The ancient Greeks asked of any aspect of life, “Is it true? Is it beautiful? Is it good?” These timeless questions serve as an ethical compass in the development of AGI, urging us to assess not just its technical and economic achievements but its alignment with human values and moral purpose. They remind us to ensure that AGI contributes to a world that upholds truth, fosters beauty in its creations, and advances the collective good. These questions echo across centuries to meet us in the age of AGI, urging us to consider not just the technical and economic implications but the moral and existential ones.
We have the tools, the intellect, and the foresight. The question is whether we have the will to shape society for the collective good.
Stay curious
Colin
I am using AI extensively in multiple areas, including completing a Masters in Education. I also offer to teach it to every person I come in contact with in my daily life, just to get them started. Very few people comprehend what is happening.

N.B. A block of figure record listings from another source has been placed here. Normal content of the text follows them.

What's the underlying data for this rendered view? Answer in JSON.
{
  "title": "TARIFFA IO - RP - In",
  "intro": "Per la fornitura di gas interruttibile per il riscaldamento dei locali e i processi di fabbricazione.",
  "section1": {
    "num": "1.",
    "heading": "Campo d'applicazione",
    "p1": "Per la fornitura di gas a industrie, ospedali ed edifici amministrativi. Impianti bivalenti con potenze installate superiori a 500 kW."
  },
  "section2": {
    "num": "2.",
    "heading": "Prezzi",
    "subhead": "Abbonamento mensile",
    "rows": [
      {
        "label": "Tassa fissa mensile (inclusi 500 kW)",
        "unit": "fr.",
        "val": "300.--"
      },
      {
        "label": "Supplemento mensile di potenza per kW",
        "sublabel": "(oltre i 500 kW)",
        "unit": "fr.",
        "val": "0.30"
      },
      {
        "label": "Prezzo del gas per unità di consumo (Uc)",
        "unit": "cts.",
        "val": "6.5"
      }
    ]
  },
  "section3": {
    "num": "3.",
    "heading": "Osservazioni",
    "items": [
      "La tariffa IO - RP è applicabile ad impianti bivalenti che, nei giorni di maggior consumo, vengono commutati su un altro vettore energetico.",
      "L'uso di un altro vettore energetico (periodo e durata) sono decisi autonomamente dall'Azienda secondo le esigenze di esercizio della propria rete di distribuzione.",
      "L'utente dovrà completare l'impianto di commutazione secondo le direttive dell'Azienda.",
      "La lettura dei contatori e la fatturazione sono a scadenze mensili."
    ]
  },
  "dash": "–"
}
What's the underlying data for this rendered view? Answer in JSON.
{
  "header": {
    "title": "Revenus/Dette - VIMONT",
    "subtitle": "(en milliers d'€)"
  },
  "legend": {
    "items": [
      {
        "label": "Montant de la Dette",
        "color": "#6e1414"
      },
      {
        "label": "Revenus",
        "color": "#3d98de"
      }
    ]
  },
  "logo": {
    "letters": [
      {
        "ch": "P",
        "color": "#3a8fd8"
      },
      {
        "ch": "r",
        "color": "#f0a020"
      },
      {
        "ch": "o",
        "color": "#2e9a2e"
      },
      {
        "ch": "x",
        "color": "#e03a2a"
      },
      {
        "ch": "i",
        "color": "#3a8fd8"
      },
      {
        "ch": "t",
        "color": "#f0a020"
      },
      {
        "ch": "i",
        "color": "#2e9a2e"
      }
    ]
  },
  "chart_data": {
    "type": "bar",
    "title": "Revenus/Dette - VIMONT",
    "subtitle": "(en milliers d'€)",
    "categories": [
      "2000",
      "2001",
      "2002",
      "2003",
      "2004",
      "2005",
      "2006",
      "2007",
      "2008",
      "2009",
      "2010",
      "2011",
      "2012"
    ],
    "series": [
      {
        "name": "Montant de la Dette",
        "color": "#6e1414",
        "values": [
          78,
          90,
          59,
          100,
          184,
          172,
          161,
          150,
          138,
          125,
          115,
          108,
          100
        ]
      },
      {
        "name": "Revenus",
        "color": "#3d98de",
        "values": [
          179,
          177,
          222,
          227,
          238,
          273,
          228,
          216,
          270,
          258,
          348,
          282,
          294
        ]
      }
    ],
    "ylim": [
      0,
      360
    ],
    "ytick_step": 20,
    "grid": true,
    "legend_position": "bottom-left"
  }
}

Even though they may use AI minimally in their work lives, they have yet to use it in their personal lives or see the explosive impact it will have in our society. I recently attended an AI event where a CEO likened this pivotal AI moment to when Frederick Taylor's scientific management was applied to manufacturing and labour jobs. While we might say that that did have some worker benefits, the benefit mostly leaned to the company owners and less so to the workers, who often ended up in soul draining jobs as proverbial cogs in the machines. This is my concern with the advancement of AI if we are not engaged with preventing that.

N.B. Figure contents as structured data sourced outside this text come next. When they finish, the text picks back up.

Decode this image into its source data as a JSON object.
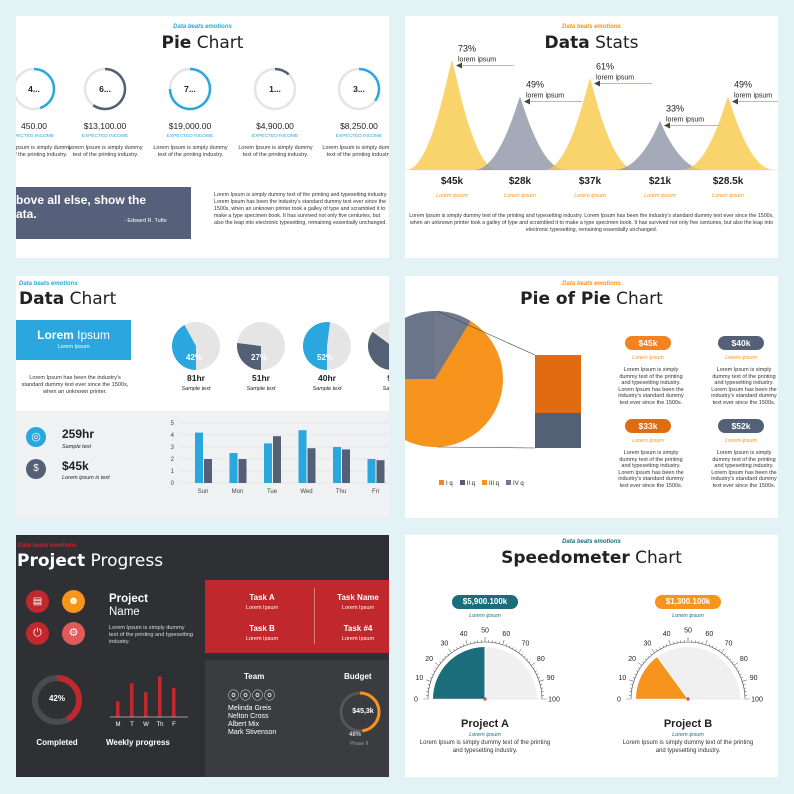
{
  "tagline": "Data beats emotions",
  "pie_chart": {
    "title_bold": "Pie",
    "title_rest": " Chart",
    "items": [
      {
        "inner": "4...",
        "value": "450.00",
        "caption": "PECTED INCOME",
        "desc": "Lorem Ipsum is simply dummy text of the printing industry.",
        "fraction": 0.45,
        "color": "#29a7de"
      },
      {
        "inner": "6...",
        "value": "$13,100.00",
        "caption": "EXPECTED INCOME",
        "desc": "Lorem Ipsum is simply dummy text of the printing industry.",
        "fraction": 0.6,
        "color": "#536075"
      },
      {
        "inner": "7...",
        "value": "$19,000.00",
        "caption": "EXPECTED INCOME",
        "desc": "Lorem Ipsum is simply dummy text of the printing industry.",
        "fraction": 0.75,
        "color": "#29a7de"
      },
      {
        "inner": "1...",
        "value": "$4,900.00",
        "caption": "EXPECTED INCOME",
        "desc": "Lorem Ipsum is simply dummy text of the printing industry.",
        "fraction": 0.12,
        "color": "#536075"
      },
      {
        "inner": "3...",
        "value": "$8,250.00",
        "caption": "EXPECTED INCOME",
        "desc": "Lorem Ipsum is simply dummy text of the printing industry.",
        "fraction": 0.35,
        "color": "#29a7de"
      }
    ],
    "quote_line1": "bove all else, show the",
    "quote_line2": "ata.",
    "quote_author": "- Edward R. Tufte",
    "quote_body": "Lorem Ipsum is simply dummy text of the printing and typesetting industry. Lorem Ipsum has been the industry's standard dummy text ever since the 1500s, when an unknown printer took a galley of type and scrambled it to make a type specimen book. It has survived not only five centuries, but also the leap into electronic typesetting, remaining essentially unchanged."
  },
  "data_stats": {
    "title_bold": "Data",
    "title_rest": " Stats",
    "peaks": [
      {
        "pct": "73%",
        "label": "lorem ipsum",
        "value": "$45k",
        "caption": "Lorem ipsum",
        "height": 0.73,
        "color": "#f7c948"
      },
      {
        "pct": "49%",
        "label": "lorem ipsum",
        "value": "$28k",
        "caption": "Lorem ipsum",
        "height": 0.49,
        "color": "#8e95a6"
      },
      {
        "pct": "61%",
        "label": "lorem ipsum",
        "value": "$37k",
        "caption": "Lorem ipsum",
        "height": 0.61,
        "color": "#f7c948"
      },
      {
        "pct": "33%",
        "label": "lorem ipsum",
        "value": "$21k",
        "caption": "Lorem ipsum",
        "height": 0.33,
        "color": "#8e95a6"
      },
      {
        "pct": "49%",
        "label": "lorem ipsum",
        "value": "$28.5k",
        "caption": "Lorem ipsum",
        "height": 0.49,
        "color": "#f7c948"
      }
    ],
    "body": "Lorem Ipsum is simply dummy text of the printing and typesetting industry. Lorem Ipsum has been the industry's standard dummy text ever since the 1500s, when an unknown printer took a galley of type and scrambled it to make a type specimen book. It has survived not only five centuries, but also the leap into electronic typesetting, remaining essentially unchanged."
  },
  "data_chart": {
    "title_bold": "Data",
    "title_rest": " Chart",
    "banner_bold": "Lorem",
    "banner_rest": " Ipsum",
    "banner_sub": "Lorem Ipsum",
    "banner_desc": "Lorem Ipsum has been the industry's standard dummy text ever since the 1500s, when an unknown printer.",
    "pies": [
      {
        "pct": "42%",
        "hours": "81hr",
        "caption": "Sample text",
        "fraction": 0.42,
        "color": "#29a7de"
      },
      {
        "pct": "27%",
        "hours": "51hr",
        "caption": "Sample text",
        "fraction": 0.27,
        "color": "#536075"
      },
      {
        "pct": "52%",
        "hours": "40hr",
        "caption": "Sample text",
        "fraction": 0.52,
        "color": "#29a7de"
      },
      {
        "pct": "",
        "hours": "93",
        "caption": "Sample",
        "fraction": 0.35,
        "color": "#536075"
      }
    ],
    "stat1_value": "259hr",
    "stat1_caption": "Sample text",
    "stat2_value": "$45k",
    "stat2_caption": "Lorem ipsum is text",
    "colors": {
      "blue": "#29a7de",
      "gray": "#536075"
    }
  },
  "pie_of_pie": {
    "title_bold": "Pie of Pie",
    "title_rest": " Chart",
    "cards": [
      {
        "value": "$45k",
        "caption": "Lorem ipsum",
        "desc": "Lorem Ipsum is simply dummy text of the printing and typesetting industry. Lorem Ipsum has been the industry's standard dummy text ever since the 1500s.",
        "color": "#f58220"
      },
      {
        "value": "$40k",
        "caption": "Lorem ipsum",
        "desc": "Lorem Ipsum is simply dummy text of the printing and typesetting industry. Lorem Ipsum has been the industry's standard dummy text ever since the 1500s.",
        "color": "#536075"
      },
      {
        "value": "$33k",
        "caption": "Lorem ipsum",
        "desc": "Lorem Ipsum is simply dummy text of the printing and typesetting industry. Lorem Ipsum has been the industry's standard dummy text ever since the 1500s.",
        "color": "#e06b10"
      },
      {
        "value": "$52k",
        "caption": "Lorem ipsum",
        "desc": "Lorem Ipsum is simply dummy text of the printing and typesetting industry. Lorem Ipsum has been the industry's standard dummy text ever since the 1500s.",
        "color": "#536075"
      }
    ],
    "legend": [
      "I q",
      "II q",
      "III q",
      "IV q"
    ],
    "legend_colors": [
      "#f58220",
      "#536075",
      "#f7941d",
      "#707a8c"
    ]
  },
  "project_progress": {
    "tagline": "Data beats emotions",
    "title_bold": "Project",
    "title_rest": " Progress",
    "project_name_bold": "Project",
    "project_name_rest": "Name",
    "project_desc": "Lorem Ipsum is simply dummy text of the printing and typesetting industry.",
    "tasks": [
      {
        "name": "Task A",
        "sub": "Lorem Ipsum"
      },
      {
        "name": "Task Name",
        "sub": "Lorem Ipsum"
      },
      {
        "name": "Task B",
        "sub": "Lorem Ipsum"
      },
      {
        "name": "Task #4",
        "sub": "Lorem Ipsum"
      }
    ],
    "donut_pct": "42%",
    "donut_fraction": 0.42,
    "completed_label": "Completed",
    "weekly_label": "Weekly progress",
    "week_days": [
      "M",
      "T",
      "W",
      "Th",
      "F"
    ],
    "week_values": [
      0.35,
      0.75,
      0.55,
      0.9,
      0.65
    ],
    "team_label": "Team",
    "team_members": [
      "Melinda Greis",
      "Nelton Cross",
      "Albert Mix",
      "Mark Stivenson"
    ],
    "budget_label": "Budget",
    "budget_value": "$45,3k",
    "budget_pct": "48%",
    "budget_phase": "Phase II",
    "budget_fraction": 0.48,
    "colors": {
      "red": "#c0282d",
      "orange": "#f7941d",
      "bg": "#2f3033"
    }
  },
  "speedometer": {
    "title_bold": "Speedometer",
    "title_rest": " Chart",
    "ticks": [
      "0",
      "10",
      "20",
      "30",
      "40",
      "50",
      "60",
      "70",
      "80",
      "90",
      "100"
    ],
    "gauges": [
      {
        "badge": "$5,900.100k",
        "badge_caption": "Lorem ipsum",
        "value": 50,
        "name": "Project A",
        "name_caption": "Lorem ipsum",
        "desc": "Lorem Ipsum is simply dummy text of the printing and typesetting industry.",
        "color": "#1b6d7c"
      },
      {
        "badge": "$1,300.100k",
        "badge_caption": "Lorem ipsum",
        "value": 30,
        "name": "Project B",
        "name_caption": "Lorem ipsum",
        "desc": "Lorem Ipsum is simply dummy text of the printing and typesetting industry.",
        "color": "#f7941d"
      }
    ]
  },
  "chart_data": [
    {
      "type": "pie",
      "title": "Pie Chart",
      "categories": [
        "4...",
        "6...",
        "7...",
        "1...",
        "3..."
      ],
      "values": [
        450,
        13100,
        19000,
        4900,
        8250
      ]
    },
    {
      "type": "area",
      "title": "Data Stats",
      "categories": [
        "$45k",
        "$28k",
        "$37k",
        "$21k",
        "$28.5k"
      ],
      "values": [
        73,
        49,
        61,
        33,
        49
      ]
    },
    {
      "type": "bar",
      "title": "Data Chart",
      "categories": [
        "Sun",
        "Mon",
        "Tue",
        "Wed",
        "Thu",
        "Fri"
      ],
      "ylim": [
        0,
        5
      ],
      "series": [
        {
          "values": [
            4.2,
            2.5,
            3.3,
            4.4,
            3.0,
            2.0
          ]
        },
        {
          "values": [
            2.0,
            2.0,
            3.9,
            2.9,
            2.8,
            1.9
          ]
        }
      ]
    },
    {
      "type": "pie",
      "title": "Pie of Pie Chart",
      "categories": [
        "I q",
        "II q",
        "III q",
        "IV q"
      ],
      "values": [
        45,
        40,
        33,
        52
      ]
    },
    {
      "type": "bar",
      "title": "Weekly progress",
      "categories": [
        "M",
        "T",
        "W",
        "Th",
        "F"
      ],
      "values": [
        0.35,
        0.75,
        0.55,
        0.9,
        0.65
      ]
    },
    {
      "type": "pie",
      "title": "Speedometer Chart",
      "categories": [
        "Project A",
        "Project B"
      ],
      "values": [
        50,
        30
      ],
      "ylim": [
        0,
        100
      ]
    }
  ]
}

Thank you I appreciate the post!
One of the key things that come to mind is that there seems to be a decline in the relevance of humans as labourers, as AI takes over some jobs in the near future. As a society, I view this as an opportunity for the unleashing of human capacity, or the end of it.
Currently, the main beneficiaries of this development at least in the short term are companies that can harness AI, just like your Google example. As company profits grow, income concentration also does.

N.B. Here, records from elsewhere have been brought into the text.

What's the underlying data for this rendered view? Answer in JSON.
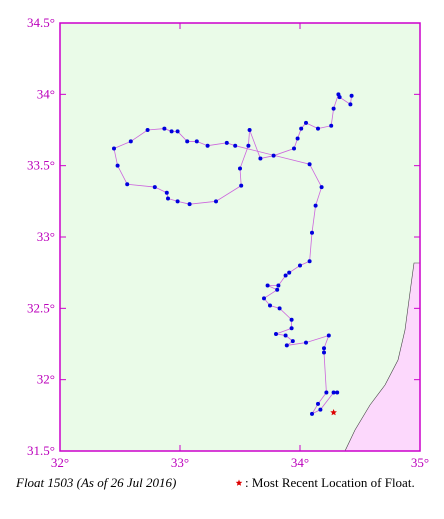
{
  "chart_data": {
    "type": "line",
    "title": "Float 1503 (As of 26 Jul 2016)",
    "series": [
      {
        "color": "#0000dd",
        "line_color": "#cc66dd",
        "x": [
          34.43,
          34.42,
          34.33,
          34.32,
          34.28,
          34.26,
          34.15,
          34.05,
          34.01,
          33.98,
          33.95,
          33.78,
          33.67,
          33.58,
          33.57,
          33.5,
          33.51,
          33.3,
          33.08,
          32.98,
          32.9,
          32.89,
          32.79,
          32.56,
          32.48,
          32.45,
          32.59,
          32.73,
          32.87,
          32.93,
          32.98,
          33.06,
          33.14,
          33.23,
          33.39,
          33.46,
          34.08,
          34.18,
          34.13,
          34.1,
          34.08,
          34.0,
          33.91,
          33.88,
          33.82,
          33.73,
          33.81,
          33.7,
          33.75,
          33.83,
          33.93,
          33.93,
          33.8,
          33.88,
          33.94,
          33.89,
          34.05,
          34.24,
          34.2,
          34.2,
          34.22,
          34.15,
          34.1,
          34.17,
          34.28,
          34.31
        ],
        "y": [
          33.99,
          33.93,
          33.98,
          34.0,
          33.9,
          33.78,
          33.76,
          33.8,
          33.76,
          33.69,
          33.62,
          33.57,
          33.55,
          33.75,
          33.64,
          33.48,
          33.36,
          33.25,
          33.23,
          33.25,
          33.27,
          33.31,
          33.35,
          33.37,
          33.5,
          33.62,
          33.67,
          33.75,
          33.76,
          33.74,
          33.74,
          33.67,
          33.67,
          33.64,
          33.66,
          33.64,
          33.51,
          33.35,
          33.22,
          33.03,
          32.83,
          32.8,
          32.75,
          32.73,
          32.66,
          32.66,
          32.63,
          32.57,
          32.52,
          32.5,
          32.42,
          32.36,
          32.32,
          32.31,
          32.27,
          32.24,
          32.26,
          32.31,
          32.22,
          32.19,
          31.91,
          31.83,
          31.76,
          31.79,
          31.91,
          31.91
        ]
      }
    ],
    "latest": {
      "x": 34.28,
      "y": 31.77,
      "color": "#dd0000",
      "label": ": Most Recent Location of Float."
    },
    "xlim": [
      32,
      35
    ],
    "ylim": [
      31.5,
      34.5
    ],
    "xticks": [
      {
        "value": 32,
        "label": "32°"
      },
      {
        "value": 33,
        "label": "33°"
      },
      {
        "value": 34,
        "label": "34°"
      },
      {
        "value": 35,
        "label": "35°"
      }
    ],
    "yticks": [
      {
        "value": 31.5,
        "label": "31.5°"
      },
      {
        "value": 32,
        "label": "32°"
      },
      {
        "value": 32.5,
        "label": "32.5°"
      },
      {
        "value": 33,
        "label": "33°"
      },
      {
        "value": 33.5,
        "label": "33.5°"
      },
      {
        "value": 34,
        "label": "34°"
      },
      {
        "value": 34.5,
        "label": "34.5°"
      }
    ]
  }
}
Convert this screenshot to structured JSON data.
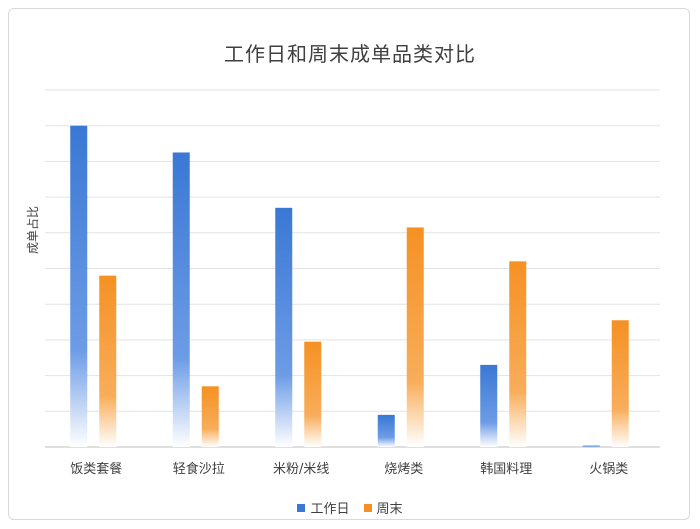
{
  "chart_data": {
    "type": "bar",
    "title": "工作日和周末成单品类对比",
    "xlabel": "",
    "ylabel": "成单占比",
    "categories": [
      "饭类套餐",
      "轻食沙拉",
      "米粉/米线",
      "烧烤类",
      "韩国料理",
      "火锅类"
    ],
    "series": [
      {
        "name": "工作日",
        "values": [
          9.0,
          8.25,
          6.7,
          0.9,
          2.3,
          0.04
        ]
      },
      {
        "name": "周末",
        "values": [
          4.8,
          1.7,
          2.95,
          6.15,
          5.2,
          3.55
        ]
      }
    ],
    "ylim": [
      0,
      10
    ],
    "grid": true,
    "legend_position": "bottom",
    "colors": {
      "工作日": "#3a78d4",
      "周末": "#f59123"
    }
  }
}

While profit from value is good, there’s a case for reaching a more balanced approach and bringing about more comprehensive social support, from more services to the much debated universal income. For instance, if an artist can dedicate 100% to their art without aiming at profit, this could lead to new understandings of the human experience. Similarly, people would be drawn to work that is meaningful to them, rather than what can “make a living”.
I am excited at the prospect of us as a society at making the right choices. The ones that allow us to live in a more true, beautiful and good world.